Z opisu wynika także, że headset będzie w dwóch wersjach, 128GB oraz 256GB. Model Pico 3 oferowany był tylko w wersji 256GB, podobnie jak rywal, czyli Quest 2. Czy wersja 128GB ma być asem w rękawie? Może to obniżyć cenę, tym samym stanowić punkt starcia z Meta. Poczekamy, zobaczymy. Śmieszy mnie w tym wszystkim to, że tak naprawdę ByteDance jeszcze nigdzie, w żaden sposób oficjalnie nie ogłosiło premiery Pico 4. Wszystkie informacje to jedynie poszlaki i ewentualne wycieki, takie jak powyższy. Ale Cave Digger jest pewniakiem.

(Gry)ziony weekend

Kontynuacja Cave Digger ponownie zabierze Was w enigmatyczną przygodę w alternatywnym świecie zachodu, w którym czekają nieustannie zmieniające się jaskinie pełne bogactw, niebezpieczeństw i tajemnic.

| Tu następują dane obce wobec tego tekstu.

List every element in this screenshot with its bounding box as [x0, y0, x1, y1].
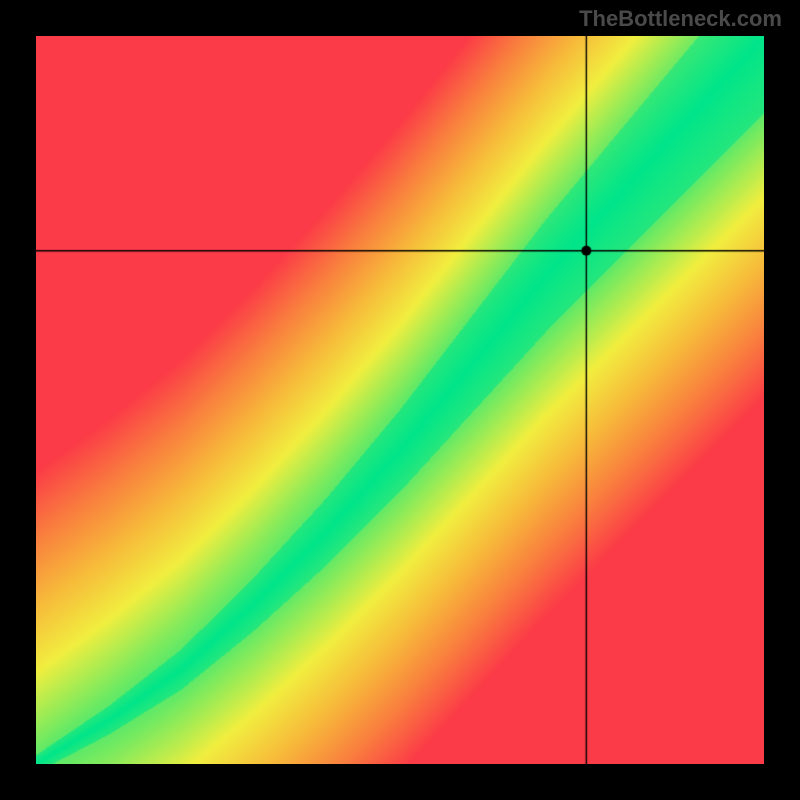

Wraz z technicznymi udoskonaleniami pierwotnego tytułu, sequel dodaje wiele nowych zwrotów akcji, takich jak walka, opcjonalna kooperacja, dostosowywanie postaci i szereg nowych elementów fizyki. Gra jest dostępna w VR na Oculus App Lab, Steam i PlayStation VR.

A tymczasem… nie E(X)p(R)esowego weekendu Wam życzymy.